Encore: The Rocky Horror Picture Show

Encore: The Rocky Horror Picture Show -- Two decades ago a sweet transvestite made talking at the movies a craze

Let there be lips!” the audience shouts as a pair of obscenely huge crimson kissers appears on screen. And so The Rocky Horror Picture Show begins. But it didn’t always start that way. There was no audience participation — nor much of an audience — after the musical premiered on Sept. 26, 1975, in L.A. On the way to becoming the cult rage that put midnight movies on the map, Rocky Horror tanked in town after town. In fact, Twentieth Century Fox execs wondered if they’d recoup the film’s $1 million budget.

Just a year earlier, Rocky Horror had seemed like a good idea. The heady concoction of Frederick’s of Hollywood camp, monster and sci-fi satire, and glamrock opera had been enormously popular on stage in London and L.A. The movie would star beloved cast members, including plummy Tim Curry reprising his delicious mad scientist/alien/transvestite, Dr. Frank-N-Furter; Rocky creator Richard O’Brien as the hunchbacked butler, Riff Raff; and Meat Loaf as hapless half-brained greaser Eddie — plus up-and-comers Susan Sarandon and Barry Bostwick, who, as super-square innocents Janet and Brad, appeared mainly in their skivvies.

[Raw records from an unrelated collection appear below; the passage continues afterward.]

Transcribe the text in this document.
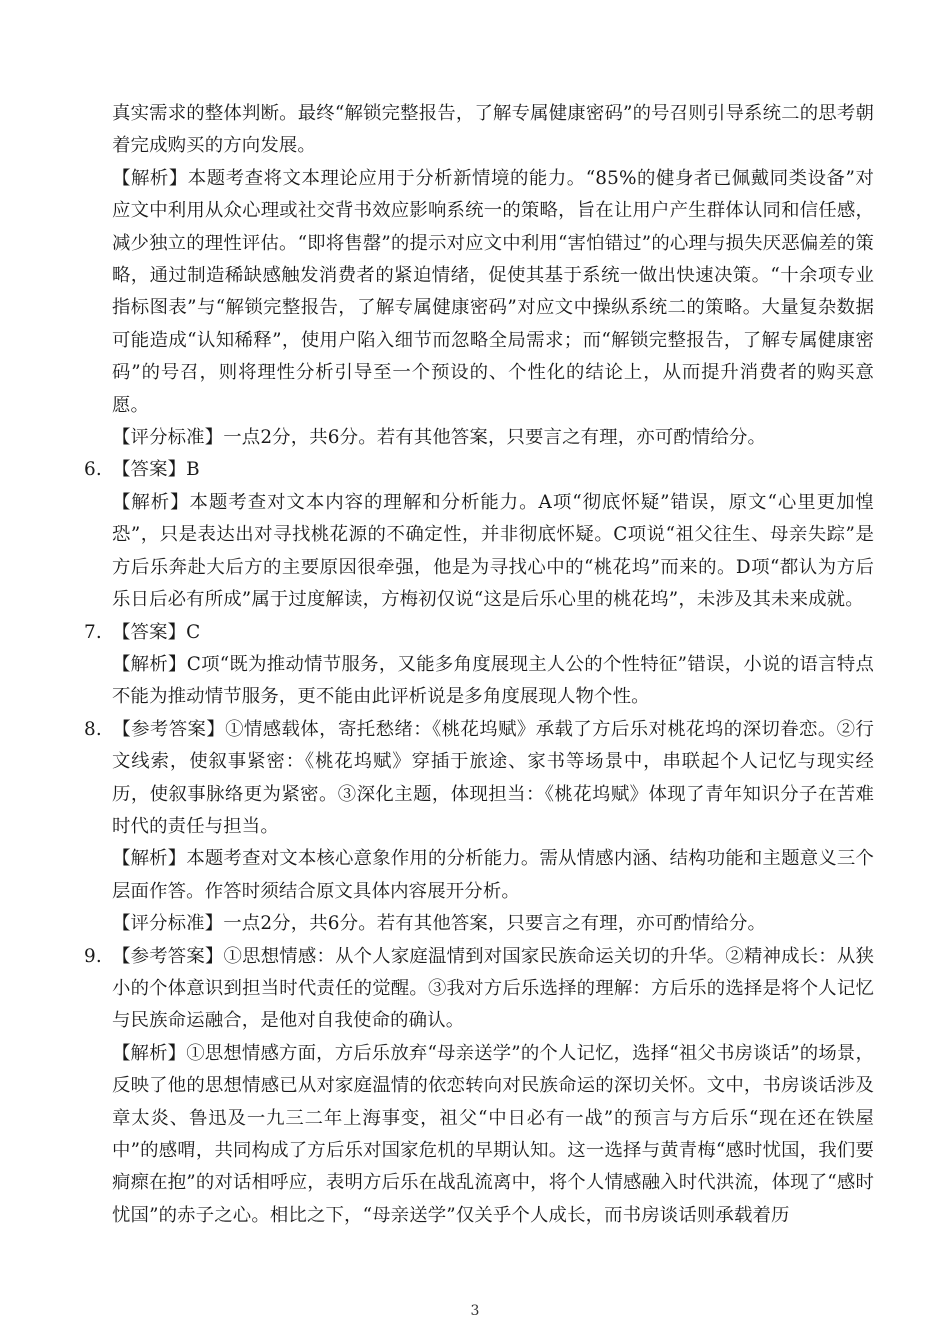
真实需求的整体判断。最终“解锁完整报告，了解专属健康密码”的号召则引导系统二的思考朝着完成购买的方向发展。

【解析】本题考查将文本理论应用于分析新情境的能力。“85%的健身者已佩戴同类设备”对应文中利用从众心理或社交背书效应影响系统一的策略，旨在让用户产生群体认同和信任感，减少独立的理性评估。“即将售罄”的提示对应文中利用“害怕错过”的心理与损失厌恶偏差的策略，通过制造稀缺感触发消费者的紧迫情绪，促使其基于系统一做出快速决策。“十余项专业指标图表”与“解锁完整报告，了解专属健康密码”对应文中操纵系统二的策略。大量复杂数据可能造成“认知稀释”，使用户陷入细节而忽略全局需求；而“解锁完整报告，了解专属健康密码”的号召，则将理性分析引导至一个预设的、个性化的结论上，从而提升消费者的购买意愿。

【评分标准】一点2分，共6分。若有其他答案，只要言之有理，亦可酌情给分。

6. 【答案】B

【解析】本题考查对文本内容的理解和分析能力。A项“彻底怀疑”错误，原文“心里更加惶恐”，只是表达出对寻找桃花源的不确定性，并非彻底怀疑。C项说“祖父往生、母亲失踪”是方后乐奔赴大后方的主要原因很牵强，他是为寻找心中的“桃花坞”而来的。D项“都认为方后乐日后必有所成”属于过度解读，方梅初仅说“这是后乐心里的桃花坞”，未涉及其未来成就。

7. 【答案】C

【解析】C项“既为推动情节服务，又能多角度展现主人公的个性特征”错误，小说的语言特点不能为推动情节服务，更不能由此评析说是多角度展现人物个性。

8. 【参考答案】①情感载体，寄托愁绪：《桃花坞赋》承载了方后乐对桃花坞的深切眷恋。②行文线索，使叙事紧密：《桃花坞赋》穿插于旅途、家书等场景中，串联起个人记忆与现实经历，使叙事脉络更为紧密。③深化主题，体现担当：《桃花坞赋》体现了青年知识分子在苦难时代的责任与担当。

【解析】本题考查对文本核心意象作用的分析能力。需从情感内涵、结构功能和主题意义三个层面作答。作答时须结合原文具体内容展开分析。

【评分标准】一点2分，共6分。若有其他答案，只要言之有理，亦可酌情给分。

9. 【参考答案】①思想情感：从个人家庭温情到对国家民族命运关切的升华。②精神成长：从狭小的个体意识到担当时代责任的觉醒。③我对方后乐选择的理解：方后乐的选择是将个人记忆与民族命运融合，是他对自我使命的确认。

【解析】①思想情感方面，方后乐放弃“母亲送学”的个人记忆，选择“祖父书房谈话”的场景，反映了他的思想情感已从对家庭温情的依恋转向对民族命运的深切关怀。文中，书房谈话涉及章太炎、鲁迅及一九三二年上海事变，祖父“中日必有一战”的预言与方后乐“现在还在铁屋中”的感喟，共同构成了方后乐对国家危机的早期认知。这一选择与黄青梅“感时忧国，我们要痌瘝在抱”的对话相呼应，表明方后乐在战乱流离中，将个人情感融入时代洪流，体现了“感时忧国”的赤子之心。相比之下，“母亲送学”仅关乎个人成长，而书房谈话则承载着历

3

Rocky Horror grossed a paltry $450,000 in its first six months — but it also drew an unusually loyal following in L.A. Encouraged, Fox arranged for it to play the midnight show at Greenwich Village’s Waverly Theater, beginning on April Fools’ Day, 1976. By late summer, Rocky Horror was packing theaters in late-night shows from New York to Austin.

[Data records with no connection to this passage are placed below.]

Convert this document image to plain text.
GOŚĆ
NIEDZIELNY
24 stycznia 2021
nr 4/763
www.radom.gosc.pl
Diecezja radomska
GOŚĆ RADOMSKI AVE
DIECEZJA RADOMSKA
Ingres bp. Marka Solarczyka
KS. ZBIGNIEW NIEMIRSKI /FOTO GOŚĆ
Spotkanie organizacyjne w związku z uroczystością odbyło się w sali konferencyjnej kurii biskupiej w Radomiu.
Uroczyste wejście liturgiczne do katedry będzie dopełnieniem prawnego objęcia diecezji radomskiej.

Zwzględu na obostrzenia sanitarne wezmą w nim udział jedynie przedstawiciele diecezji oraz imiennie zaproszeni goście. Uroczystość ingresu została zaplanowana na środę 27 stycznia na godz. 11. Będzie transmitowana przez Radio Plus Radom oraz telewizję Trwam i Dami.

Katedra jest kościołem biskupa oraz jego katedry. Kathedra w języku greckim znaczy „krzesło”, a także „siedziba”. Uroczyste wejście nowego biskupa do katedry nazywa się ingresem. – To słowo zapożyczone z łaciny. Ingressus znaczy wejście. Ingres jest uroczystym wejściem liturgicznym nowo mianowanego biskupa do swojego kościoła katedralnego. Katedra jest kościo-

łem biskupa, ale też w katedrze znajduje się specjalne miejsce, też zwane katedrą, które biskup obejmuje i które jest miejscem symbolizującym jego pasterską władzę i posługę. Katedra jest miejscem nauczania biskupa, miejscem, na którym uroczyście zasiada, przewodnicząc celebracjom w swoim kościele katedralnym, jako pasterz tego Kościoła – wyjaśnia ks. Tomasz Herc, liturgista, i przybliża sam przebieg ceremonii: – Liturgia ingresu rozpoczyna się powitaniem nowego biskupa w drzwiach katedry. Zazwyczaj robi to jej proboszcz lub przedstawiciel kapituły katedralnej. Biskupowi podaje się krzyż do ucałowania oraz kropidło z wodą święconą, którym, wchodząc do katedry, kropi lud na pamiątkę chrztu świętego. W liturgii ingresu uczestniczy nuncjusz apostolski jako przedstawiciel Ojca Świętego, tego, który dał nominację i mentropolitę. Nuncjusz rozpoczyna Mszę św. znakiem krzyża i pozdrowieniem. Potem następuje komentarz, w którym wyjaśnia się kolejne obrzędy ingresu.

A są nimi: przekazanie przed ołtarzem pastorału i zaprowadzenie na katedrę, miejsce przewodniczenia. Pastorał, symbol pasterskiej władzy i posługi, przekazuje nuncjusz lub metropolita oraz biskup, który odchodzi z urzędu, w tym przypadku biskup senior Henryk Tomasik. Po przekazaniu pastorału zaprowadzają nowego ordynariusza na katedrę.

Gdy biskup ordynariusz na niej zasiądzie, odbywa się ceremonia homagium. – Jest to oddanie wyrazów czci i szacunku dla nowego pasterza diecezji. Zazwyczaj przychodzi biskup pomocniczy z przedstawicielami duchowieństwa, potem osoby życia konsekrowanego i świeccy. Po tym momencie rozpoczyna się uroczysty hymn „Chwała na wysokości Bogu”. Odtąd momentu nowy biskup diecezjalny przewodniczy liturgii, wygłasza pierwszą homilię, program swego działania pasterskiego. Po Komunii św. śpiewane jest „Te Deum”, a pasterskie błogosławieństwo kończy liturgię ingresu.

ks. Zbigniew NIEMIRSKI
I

At one Manhattan showing, while Sarandon’s Janet shielded herself from rain with a newspaper, someone shouted, ”Buy an umbrella, you cheap bitch!” The audience, which had already made it compulsory to sing along, discovered a new dimension — back talk. And thus, in an era when the Net was still for butterflies, a kind of interactive entertainment was born.

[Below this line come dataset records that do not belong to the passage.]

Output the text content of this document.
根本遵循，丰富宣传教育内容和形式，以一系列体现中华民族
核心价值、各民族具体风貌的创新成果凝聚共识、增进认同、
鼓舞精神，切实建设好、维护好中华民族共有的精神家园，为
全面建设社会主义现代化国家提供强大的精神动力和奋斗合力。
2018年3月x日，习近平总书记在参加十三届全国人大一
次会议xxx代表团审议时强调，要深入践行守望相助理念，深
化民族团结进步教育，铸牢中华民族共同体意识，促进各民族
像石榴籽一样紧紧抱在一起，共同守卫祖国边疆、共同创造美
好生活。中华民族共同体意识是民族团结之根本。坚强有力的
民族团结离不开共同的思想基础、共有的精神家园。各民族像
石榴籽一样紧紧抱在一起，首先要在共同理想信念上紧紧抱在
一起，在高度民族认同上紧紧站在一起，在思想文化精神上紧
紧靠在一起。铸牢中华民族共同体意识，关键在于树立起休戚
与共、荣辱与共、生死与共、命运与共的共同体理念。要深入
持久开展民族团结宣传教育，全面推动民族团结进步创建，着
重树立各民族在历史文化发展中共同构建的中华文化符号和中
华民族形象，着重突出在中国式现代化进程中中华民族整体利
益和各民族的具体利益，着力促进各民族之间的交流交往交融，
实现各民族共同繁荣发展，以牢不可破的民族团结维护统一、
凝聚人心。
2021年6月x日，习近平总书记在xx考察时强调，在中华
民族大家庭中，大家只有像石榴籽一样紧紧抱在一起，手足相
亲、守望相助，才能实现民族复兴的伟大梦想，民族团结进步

The trend spread, becoming, in Gene Siskel’s words, ”a genuine show-business phenomenon.” Back talk became codified ritual; adherents brought in props — squirt guns for rain and slices of toast for proposing an on-screen cheer; they dressed like their heroes and, in some theaters, performed the movie as it played overhead. Rocky Horror was a cheap, raucous party — a way, some of its fans once said, to ”release tensions” and ”all be weird together.” Today, The Rocky Horror Picture Show plays in more than 200 theaters worldwide and has earned $150 million in North America alone. And as a rite of passage for succeeding generations of teenagers, it still enthralls a perennially youthful audience, who show up to ”do the Time Warp again” and again.

Time Capsule
Sept. 26, 1975

David Bowie enjoyed ”Fame” atop the pop chart; Dog Day Afternoon collared movie audiences; TV viewers hung out with Sanford and Son; and Sylvia Porter’s Money Book rang up the most nonfiction sales.